La collection “Gaïa” se veut comme un lieu de publication où l'humour, l'irrévérence et l'extravagance s'épanouissent sans limites ni complexes. Un espace de liberté peuplé de doux rêveurs, de cinglés, de poètes cabossés et de beautiful losers.

Dans la collection

Édito

Un révélation pour la littérature nordique

Fondées en 1991 par Susanne Juul et Bernard Saint-Bonnet, les éditions Gaïa ambitionnent dès leurs premiers pas d'explorer tous les horizons littéraires, avant de se spécialiser progressivement dans la littérature nordique et le polar, puis en ouvrant quelques années plus tard leur catalogue à la littérature française et à celle des Balkans grâce à l’arrivée dans l’équipe d’Evelyne Lagrange.
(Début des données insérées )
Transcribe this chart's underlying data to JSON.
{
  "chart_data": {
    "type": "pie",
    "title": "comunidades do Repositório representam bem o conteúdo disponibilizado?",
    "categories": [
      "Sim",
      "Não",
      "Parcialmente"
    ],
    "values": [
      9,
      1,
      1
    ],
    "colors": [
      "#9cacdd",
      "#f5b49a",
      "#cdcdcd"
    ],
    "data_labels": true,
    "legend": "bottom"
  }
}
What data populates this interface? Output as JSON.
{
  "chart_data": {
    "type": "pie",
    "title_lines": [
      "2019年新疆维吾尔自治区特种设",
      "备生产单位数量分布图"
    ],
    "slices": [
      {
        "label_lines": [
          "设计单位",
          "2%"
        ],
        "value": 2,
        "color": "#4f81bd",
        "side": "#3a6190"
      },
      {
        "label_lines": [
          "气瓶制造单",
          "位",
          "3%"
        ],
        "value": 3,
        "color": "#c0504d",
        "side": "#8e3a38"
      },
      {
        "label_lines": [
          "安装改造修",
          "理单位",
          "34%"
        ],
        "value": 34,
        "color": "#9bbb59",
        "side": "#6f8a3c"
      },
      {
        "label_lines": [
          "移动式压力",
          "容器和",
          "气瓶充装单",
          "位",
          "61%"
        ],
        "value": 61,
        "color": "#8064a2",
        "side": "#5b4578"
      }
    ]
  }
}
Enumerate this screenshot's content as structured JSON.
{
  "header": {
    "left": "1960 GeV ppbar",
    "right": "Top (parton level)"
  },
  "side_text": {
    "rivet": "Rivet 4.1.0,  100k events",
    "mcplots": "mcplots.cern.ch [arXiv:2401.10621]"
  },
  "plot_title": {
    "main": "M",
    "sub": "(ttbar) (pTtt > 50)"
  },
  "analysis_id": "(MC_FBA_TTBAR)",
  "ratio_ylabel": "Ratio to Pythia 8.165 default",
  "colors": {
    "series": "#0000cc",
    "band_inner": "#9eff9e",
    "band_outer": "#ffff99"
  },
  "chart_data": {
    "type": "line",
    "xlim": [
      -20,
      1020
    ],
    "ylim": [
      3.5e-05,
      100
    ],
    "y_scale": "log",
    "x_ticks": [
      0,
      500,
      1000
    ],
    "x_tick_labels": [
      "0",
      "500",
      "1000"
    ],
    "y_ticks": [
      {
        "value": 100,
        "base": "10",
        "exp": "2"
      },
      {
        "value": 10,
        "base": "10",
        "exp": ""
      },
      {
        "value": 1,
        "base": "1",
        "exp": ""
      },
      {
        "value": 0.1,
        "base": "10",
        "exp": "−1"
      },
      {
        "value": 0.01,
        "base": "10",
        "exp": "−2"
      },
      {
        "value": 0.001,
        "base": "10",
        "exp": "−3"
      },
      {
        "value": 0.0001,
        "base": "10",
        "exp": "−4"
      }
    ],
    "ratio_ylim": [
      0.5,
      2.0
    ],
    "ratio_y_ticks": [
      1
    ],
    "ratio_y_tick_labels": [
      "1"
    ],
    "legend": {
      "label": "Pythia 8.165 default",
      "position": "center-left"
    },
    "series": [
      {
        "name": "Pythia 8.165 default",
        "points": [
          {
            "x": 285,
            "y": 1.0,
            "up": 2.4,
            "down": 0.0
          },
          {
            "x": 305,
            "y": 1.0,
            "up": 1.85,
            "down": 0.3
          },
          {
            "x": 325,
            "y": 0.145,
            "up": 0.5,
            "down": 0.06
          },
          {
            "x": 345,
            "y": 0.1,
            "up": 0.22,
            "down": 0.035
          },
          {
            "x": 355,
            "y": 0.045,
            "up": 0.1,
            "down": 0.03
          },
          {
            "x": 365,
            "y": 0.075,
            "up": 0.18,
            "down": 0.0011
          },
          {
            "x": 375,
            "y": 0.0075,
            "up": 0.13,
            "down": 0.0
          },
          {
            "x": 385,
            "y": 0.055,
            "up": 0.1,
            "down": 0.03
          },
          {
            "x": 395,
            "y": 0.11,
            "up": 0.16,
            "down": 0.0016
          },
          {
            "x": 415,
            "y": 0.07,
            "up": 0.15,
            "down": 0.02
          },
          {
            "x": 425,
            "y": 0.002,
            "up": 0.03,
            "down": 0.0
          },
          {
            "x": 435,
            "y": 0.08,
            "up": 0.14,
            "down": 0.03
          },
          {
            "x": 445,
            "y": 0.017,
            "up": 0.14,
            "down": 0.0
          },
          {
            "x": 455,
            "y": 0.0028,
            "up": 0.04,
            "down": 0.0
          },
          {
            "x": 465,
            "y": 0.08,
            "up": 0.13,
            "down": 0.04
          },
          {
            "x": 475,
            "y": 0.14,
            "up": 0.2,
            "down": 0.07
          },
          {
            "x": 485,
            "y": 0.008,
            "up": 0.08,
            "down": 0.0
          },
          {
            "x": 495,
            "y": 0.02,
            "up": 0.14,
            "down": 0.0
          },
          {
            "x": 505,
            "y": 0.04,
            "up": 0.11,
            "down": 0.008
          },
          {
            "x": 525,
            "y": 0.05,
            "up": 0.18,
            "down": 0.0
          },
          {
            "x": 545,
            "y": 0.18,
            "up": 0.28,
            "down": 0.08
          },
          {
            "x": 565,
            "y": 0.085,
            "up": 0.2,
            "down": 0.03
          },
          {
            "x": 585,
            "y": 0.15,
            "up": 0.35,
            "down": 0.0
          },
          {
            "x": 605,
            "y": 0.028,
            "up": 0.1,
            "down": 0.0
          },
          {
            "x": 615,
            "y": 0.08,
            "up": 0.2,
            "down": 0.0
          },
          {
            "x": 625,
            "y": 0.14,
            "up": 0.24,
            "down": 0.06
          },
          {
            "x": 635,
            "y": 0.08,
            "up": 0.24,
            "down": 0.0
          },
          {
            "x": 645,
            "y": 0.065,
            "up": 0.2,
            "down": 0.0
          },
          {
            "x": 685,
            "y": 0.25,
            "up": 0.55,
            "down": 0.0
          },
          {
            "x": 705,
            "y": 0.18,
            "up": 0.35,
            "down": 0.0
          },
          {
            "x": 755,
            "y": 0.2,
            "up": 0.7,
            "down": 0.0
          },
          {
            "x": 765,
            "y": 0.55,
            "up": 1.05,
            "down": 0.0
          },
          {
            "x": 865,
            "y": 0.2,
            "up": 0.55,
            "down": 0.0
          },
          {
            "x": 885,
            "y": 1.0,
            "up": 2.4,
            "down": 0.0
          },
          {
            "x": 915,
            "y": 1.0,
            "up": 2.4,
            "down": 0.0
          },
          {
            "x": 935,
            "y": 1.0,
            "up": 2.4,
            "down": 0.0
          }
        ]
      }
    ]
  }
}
Avec Jørn Riel et ses "racontars" comme figures tutélaires, la maison fera office de découvreur de talents (tels que Jo Nesbø ou encore Hilary Mantel), devenant rapidement identifiable grâce au papier de couleur saumon sur lequel sont imprimés tous ses titres de littérature générale jusqu’en juillet 2009.

Une identité cosmopolite

Devenue une collection de la galaxie Actes Sud, dirigée par Hege Roel-Rousson et Olivier Espaze depuis 2020, “Gaïa” fait peau neuve en restant fidèle à son identité cosmopolite et à son ADN principal, à savoir la littérature scandinave (Bergsveinn Birgisson, Amanda Svensson, Sigríður Hagalín Björnsdóttir, Gert Nygårdshaug), tout en ouvrant le catalogue à la littérature anglophone (Charlotte McConaghy, Robbie Arnott, Diane Cook, Julia Langbein, Tara June Winch).

La collection étoffe également son domaine français, mêlant auteurs "historiques" (Philippe Gerin, Philippe Mouche) et nouveaux-venus (Mouloud Akkouche, Ivan Péault, Julien Bouissoux), et se laisse doucement gagner par la folie avec la publication française du premier roman de John Waters, Sale Menteuse, en 2023.

Des personnages ambigus

La collection se veut comme un lieu de publication où l'humour, l'irrévérence et l'extravagance s'épanouissent sans limites ni complexes. Un espace de liberté peuplé de doux rêveurs, de cinglés, de poètes cabossés et de beautiful losers – des personnages ambigus, lointains cousins d'Ignatius J. Reilly ou de Bartleby.

Fidèle aux intentions des fondateurs de la maison, Gaïa fait toujours la part belle au dépaysement, à la nature et à l’émerveillement, mêlant les genres et les horizons géographiques, avec pour seule feuille de route le plaisir de lire, de partager des histoires fortes, de faire découvrir de nouvelles voix.